Well, I think he wants to get paid. First. For the biggest amount possible, because there really isn't anyone who should get paid more than him. And then, and only then, will he think very hard about rings, because rings matter more to the rubes than the players.

Tangent time. Because it's on late at night when my world slows down, I'm prone to putting on pro wrestling. One of the guys I like to watch in the WWE is a character by the name of Damian Sandow. He's a low-grade heel who never wins, but he's got a nice way on the mic to draw hate out of crowds, and I've always enjoyed that as a party trick of writing. His current gimmick is to be something local to every town they visit, so when they were in Indiana, he wore a LeBron James jersey, and do on. So he comes out in some bad costume, gets booed for a few minutes, takes the mic to make it worse, and then some tedious hero comes out and cleans his clock.

Now, there are literally thousands of guys, all over the world, that would cut their mothers for Sandow's job. They spend their days in sad little gyms, in front of very few people, with little to no television coverage, for a pittance, all while taking the same kind of punishment. And on some level, Sandow's existence seems sad; nothing but a comedy role, the same kind of nonsense every week, quite aware that you are only in it for the money. But, of course, the money's fantastic.

Which brings me back to James. He's got two rings. So long as he says in the East, he's going to have a good shot at adding one or two more in the next few years, no matter whether he's in Miami or Cleveland. (I'm presuming that these are the only two realistic places for him at this point, and that Carmelo Anthony is just having his small little sad measure of fun by drawing out the possibility that they could team up.)

Oh, and this noise about how the guys who really want to win are taking less money to show you their commitment? Well, then, why not take no money at all? Hell, why not pay the team for the privilege of playing?

Seriously... there is no better management gig in sports than to be an NBA owner. The public is ready to throw the stars under the bus if they get paid. You can amnesty out your worst mistakes. If you gut the club and tank for all that you are worth, the smarks in the audience will applaud you, even if it is more of a smash and grab for revenue sharing, rather than an actual attempt to build a true contender. And if you mishandle a generational talent, people will turn on said talent if he leaves for greener pastures, and you can try to get him back with the fruits of your terrible tanking, lottery aided roster.

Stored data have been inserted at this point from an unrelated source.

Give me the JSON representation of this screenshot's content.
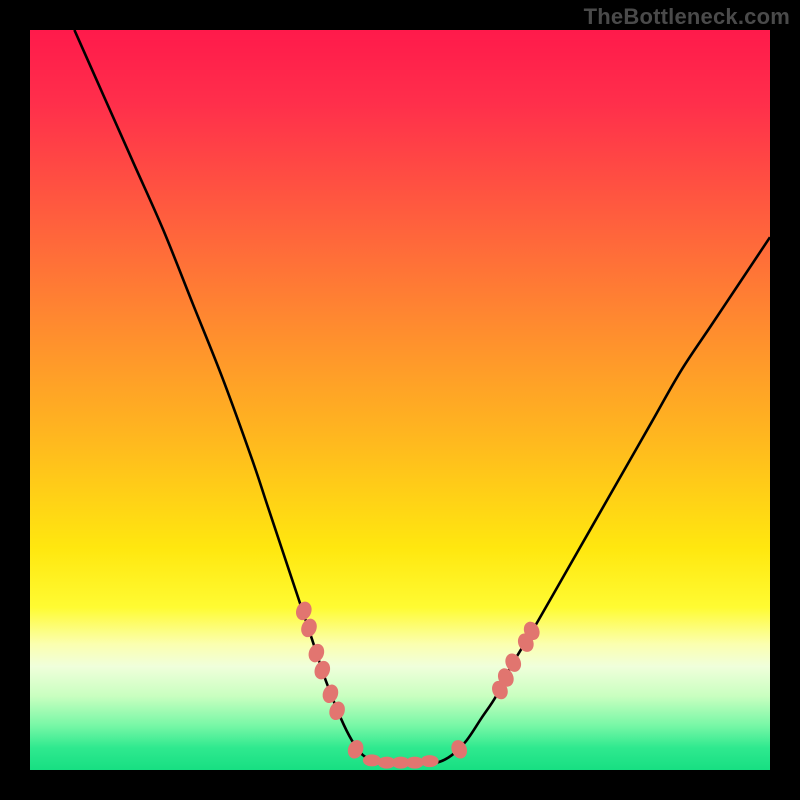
{
  "attribution": "TheBottleneck.com",
  "colors": {
    "frame": "#000000",
    "curve": "#000000",
    "marker_a": "#e27570",
    "marker_b": "#e1756f",
    "gradient_stops": [
      {
        "offset": 0.0,
        "color": "#ff1a4b"
      },
      {
        "offset": 0.1,
        "color": "#ff2f4b"
      },
      {
        "offset": 0.25,
        "color": "#ff5d3e"
      },
      {
        "offset": 0.4,
        "color": "#ff8b2f"
      },
      {
        "offset": 0.55,
        "color": "#ffb71f"
      },
      {
        "offset": 0.7,
        "color": "#ffe70f"
      },
      {
        "offset": 0.78,
        "color": "#fffb32"
      },
      {
        "offset": 0.83,
        "color": "#fbffb0"
      },
      {
        "offset": 0.86,
        "color": "#f0ffdb"
      },
      {
        "offset": 0.9,
        "color": "#c9ffc0"
      },
      {
        "offset": 0.94,
        "color": "#77f7a6"
      },
      {
        "offset": 0.97,
        "color": "#2fe98f"
      },
      {
        "offset": 1.0,
        "color": "#17df82"
      }
    ]
  },
  "chart_data": {
    "type": "line",
    "title": "",
    "xlabel": "",
    "ylabel": "",
    "xlim": [
      0,
      100
    ],
    "ylim": [
      0,
      100
    ],
    "series": [
      {
        "name": "curve-left",
        "x": [
          6,
          10,
          14,
          18,
          22,
          26,
          30,
          32,
          34,
          36,
          38,
          40,
          42,
          43.5,
          45
        ],
        "y": [
          100,
          91,
          82,
          73,
          63,
          53,
          42,
          36,
          30,
          24,
          18,
          12,
          7,
          4,
          2
        ]
      },
      {
        "name": "curve-bottom",
        "x": [
          45,
          47,
          49,
          51,
          53,
          55,
          57
        ],
        "y": [
          2,
          1,
          1,
          1,
          1,
          1,
          2
        ]
      },
      {
        "name": "curve-right",
        "x": [
          57,
          59,
          61,
          63,
          65,
          68,
          72,
          76,
          80,
          84,
          88,
          92,
          96,
          100
        ],
        "y": [
          2,
          4,
          7,
          10,
          14,
          19,
          26,
          33,
          40,
          47,
          54,
          60,
          66,
          72
        ]
      }
    ],
    "markers_left": [
      {
        "x": 37.0,
        "y": 21.5
      },
      {
        "x": 37.7,
        "y": 19.2
      },
      {
        "x": 38.7,
        "y": 15.8
      },
      {
        "x": 39.5,
        "y": 13.5
      },
      {
        "x": 40.6,
        "y": 10.3
      },
      {
        "x": 41.5,
        "y": 8.0
      },
      {
        "x": 44.0,
        "y": 2.8
      }
    ],
    "markers_bottom": [
      {
        "x": 46.2,
        "y": 1.3
      },
      {
        "x": 48.2,
        "y": 1.0
      },
      {
        "x": 50.1,
        "y": 1.0
      },
      {
        "x": 52.0,
        "y": 1.0
      },
      {
        "x": 54.0,
        "y": 1.2
      }
    ],
    "markers_right": [
      {
        "x": 58.0,
        "y": 2.8
      },
      {
        "x": 63.5,
        "y": 10.8
      },
      {
        "x": 64.3,
        "y": 12.5
      },
      {
        "x": 65.3,
        "y": 14.5
      },
      {
        "x": 67.0,
        "y": 17.2
      },
      {
        "x": 67.8,
        "y": 18.8
      }
    ]
  }
}
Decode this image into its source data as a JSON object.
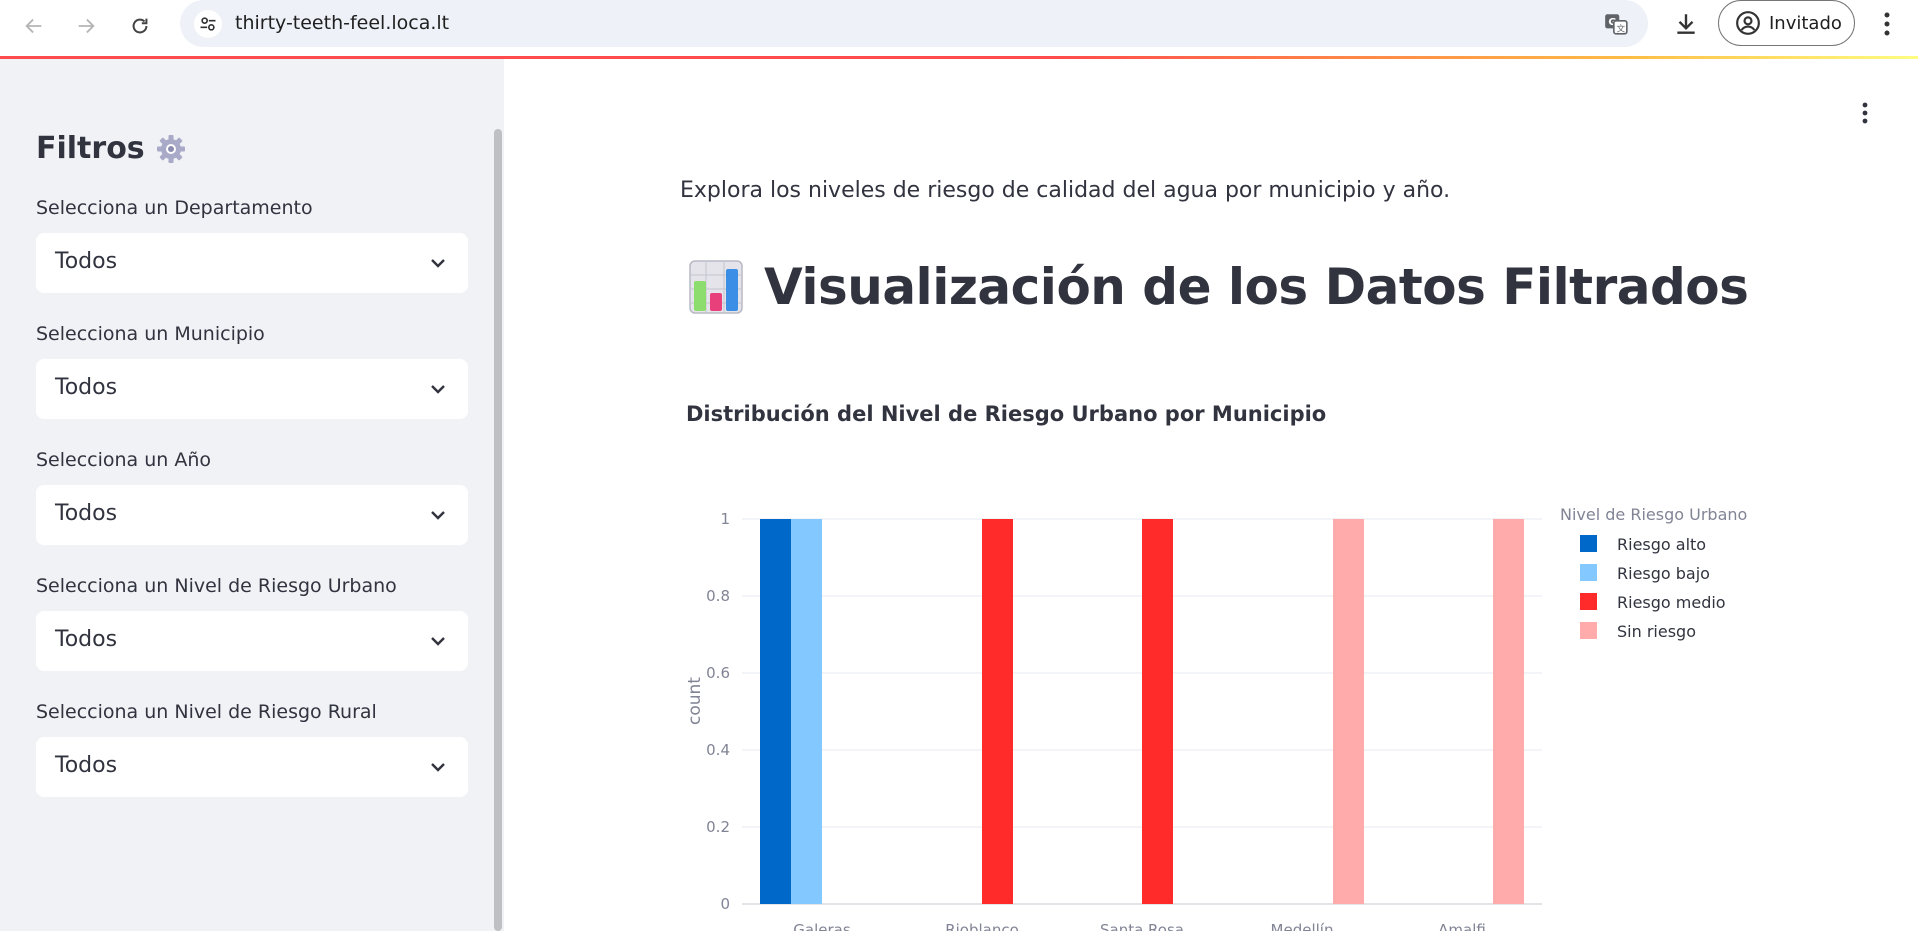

Personally, I think James takes a max deal for just two years and stays in Miami. I think the drawn-out nature of the decision is because he's not in love with either option, and that he'd stay with the Heat a lot faster if he thought Dwyane Wade was going to recover... but that he's also not convinced that the Cavs' talent isn't toxic. So you sign for a short time, snap your fingers to get Chris Bosh to not take the Houston offer, enjoy the passing contributions of Josh McRoberts, and hope like hell that the collection of longshot bench talent (Danny Granger, Greg Oden, Shabazz Napier) shakes out to something useful, or that Wade isn't spent. Even if he is, you are probably in the Finals next June with just a little luck, because McRoberts is going to help him a lot, and having James on the roster will always attract a handful of talented guys who want to spend a year shooting open threes and going to the playoffs.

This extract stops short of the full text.